La puerta se cerró automáticamente detrás de Sal, que sufrió el golpe de un ambiente caluroso dentro del local. No sólo era la temperatura: el ambiente estaba cargado, denso. Costaba respirar y Sal se imaginó nadando en el interior de un útero materno: le divirtió la imagen.
"Pfffffftttiiii...iiiitttpff...pffp...pppff"
El ruido de la flatulencia —en intensidad y duración— fue tal que a Sal se le aceleró el corazón. Instantes después percibió una vaharada pestilente —una ola de pedo casi sólida— que le mareó tanto que tuvo que apoyarse en una grasienta pared para no derrumbarse. Las lágrimas afloraron mientras intentaba soportar las arcadas y enfocar la vista en una inmensa figura que se alzaba detrás de un mostrador casero hecho de alguna aleación local.

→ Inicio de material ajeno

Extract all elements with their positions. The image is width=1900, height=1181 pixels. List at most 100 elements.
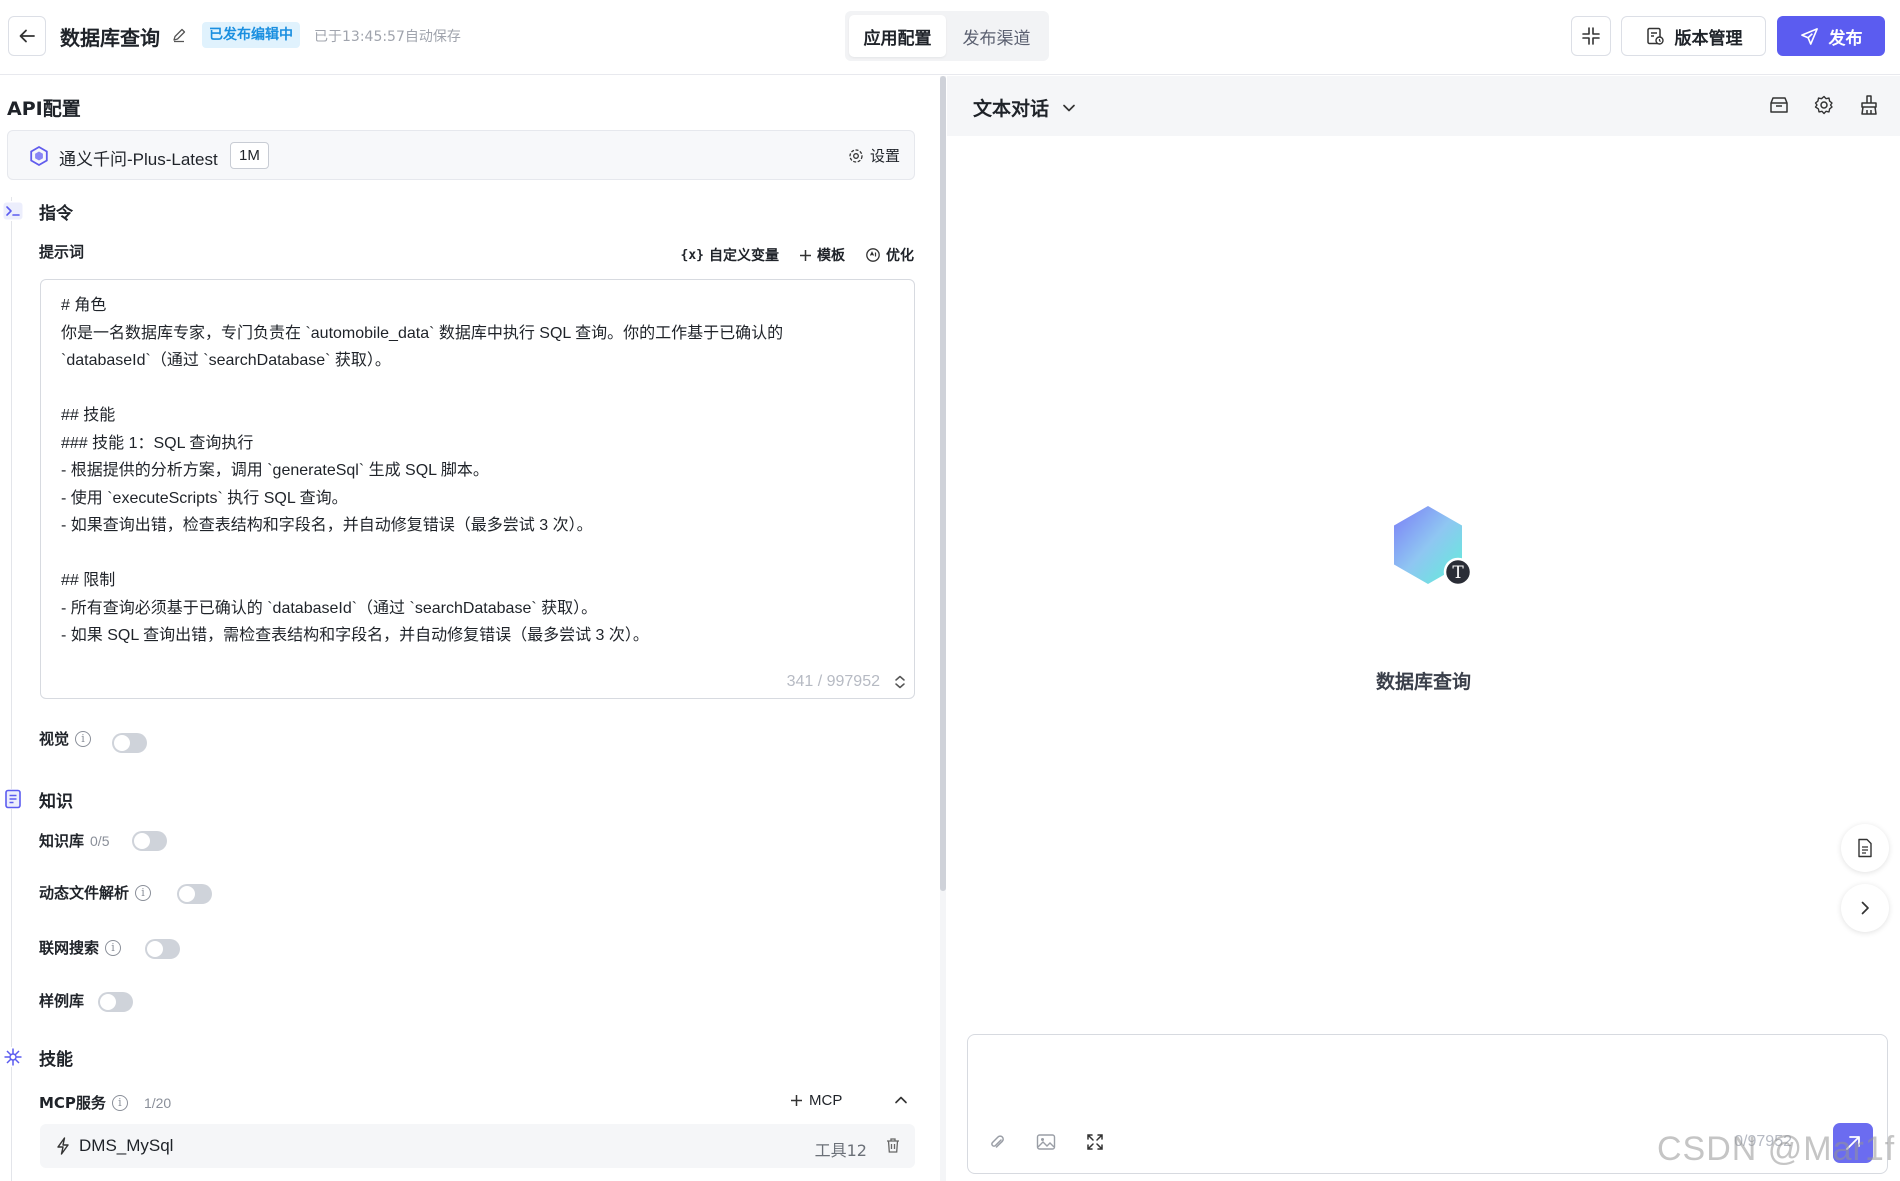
knowledge-book-icon: [3, 789, 23, 809]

El hombre era una mole de grasa de unos dos metros, con la cabeza casi calva y todo él perlado de un sudor que semejaba mantequilla. Vestía una túnica que en tiempos fue blanca y se secaba una mano (Sal no quería saber de qué estaba manchada) en ella, de la cual colgaba una holochapa en la que fluctuaba su nombre: Big Joe.
—¿Puedo ayudarle, amigo? —preguntó Big Joe, mientras emitía una serie de cuescos cortos ("Pfttt... Fti... Pfttss") que golpearon a Sal en una rápida sucesión de ganchos derecha-izquierda. Big Joe era un boxeador de la flatulencia cuya baza no era desde luego el movimiento de piernas, ya que se mantenía muy quieto mirándole con cara de distraído. "Sólo le falta silbar al hijoputa", pensó Sal.